Monday, May. 25, 1987

Lallygagging Nobody Better, Better Than Nobody

By Paul Gray

Ian Frazier, 36, is an employee of The New Yorker, where during the past eleven years he has written occasional humor (Dating Your Mom, a collection, appeared last year) and factual stories, including the five pieces gathered together in Nobody Better, Better Than Nobody. On the surface, it would appear that Frazier does not exactly knock himself out with work. In fact, he confirms this impression, openly admitting to lallygagging on the job. In the first sentence of "An Angler at Heart," he confesses that he has often "taken a walk from the offices of The New Yorker along Forty-third Street -- across Fifth Avenue, across Madison Avenue, across Vanderbilt Avenue -- then through Grand Central Terminal, across Lexington Avenue, up to Forty- fourth Street, into the elevator at 141 East Forty-fourth Street, up to the third floor, and through the belled door of a small fishing-tackle shop called the Angler's Roost, whose sole proprietor is a man named Jim Deren."

Having found a bucolic niche in the heart of midtown Manhattan, Frazier eases himself into a story that is partly a profile of Deren, a guru to flycasters the world over and the "greatest man I know of who will talk to just anybody off the street." The author also digresses into a three-page list of the inventory in Deren's store and reminisces about his own fishing experiences and misadventures: "The woman told me to hold still and the dog wouldn't bite me. I held still, and the dog bit me in the right shoulder. I told the woman that the dog was biting me."

Frazier approaches his subjects like a man who does not want to move too fast and frighten them away. In the title story, he decides to find out a little something about Ponce Cruse Evans, the woman who writes the syndicated column "Hints from Heloise." This involves, for some reason, driving from Chicago to San Antonio, where Evans lives. "In Muskogee, Oklahoma," Frazier confides, "I saw a Taco Hut, a Taco Bell, and a Taco Tico." Then he has to find a suitable motel ("I wanted a locally owned one") and assess his impressions so far: "I had not been in Texas long before I started having millions of insights about the difference between Texas and the rest of America. I was going to write these insights down, but then I thought -- Nahhh."

The astonishing thing is that Frazier does come up with a detailed profile of Evans and her mother, who founded the column and whose name really was Heloise.

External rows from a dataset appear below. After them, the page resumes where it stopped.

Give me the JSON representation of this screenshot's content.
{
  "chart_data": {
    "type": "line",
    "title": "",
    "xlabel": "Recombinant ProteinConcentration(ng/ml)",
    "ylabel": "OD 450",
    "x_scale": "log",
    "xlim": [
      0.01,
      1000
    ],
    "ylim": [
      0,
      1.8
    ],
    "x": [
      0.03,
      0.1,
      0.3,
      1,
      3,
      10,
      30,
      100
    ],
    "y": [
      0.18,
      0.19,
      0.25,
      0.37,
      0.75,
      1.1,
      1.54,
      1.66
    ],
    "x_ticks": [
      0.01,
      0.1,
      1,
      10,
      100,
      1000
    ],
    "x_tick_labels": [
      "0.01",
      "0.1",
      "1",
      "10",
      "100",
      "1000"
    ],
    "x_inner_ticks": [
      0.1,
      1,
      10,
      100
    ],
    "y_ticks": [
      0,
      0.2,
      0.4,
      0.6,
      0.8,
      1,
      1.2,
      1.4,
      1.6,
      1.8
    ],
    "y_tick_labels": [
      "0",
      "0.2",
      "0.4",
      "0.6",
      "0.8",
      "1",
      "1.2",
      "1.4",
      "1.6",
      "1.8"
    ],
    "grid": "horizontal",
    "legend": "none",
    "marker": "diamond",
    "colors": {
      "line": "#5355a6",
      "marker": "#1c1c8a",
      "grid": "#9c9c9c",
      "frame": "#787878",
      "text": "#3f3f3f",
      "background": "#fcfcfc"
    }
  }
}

This in spite of much duly reported bar- and restaurant-hopping and a brush with the law after finding himself lost in a deserted shopping mall: "He told me to give him my license and sit down and shut up or he'd throw my ass in jail for public intoxication. I told him I hadn't seen much else but public intoxication in San Antonio that night, and his handcuffs made a cricketlike sound as he took them off his belt. I gave him my license."

This episode ends happily, and so do all of Frazier's stories. The reader winds up laughing and knowing a great deal about subjects -- bears in northwestern Montana, a pair of madcap Soviet emigre artists -- that most people can live without. The author's loopy laziness is a pose; he works carefully and hard to make everything look like fun.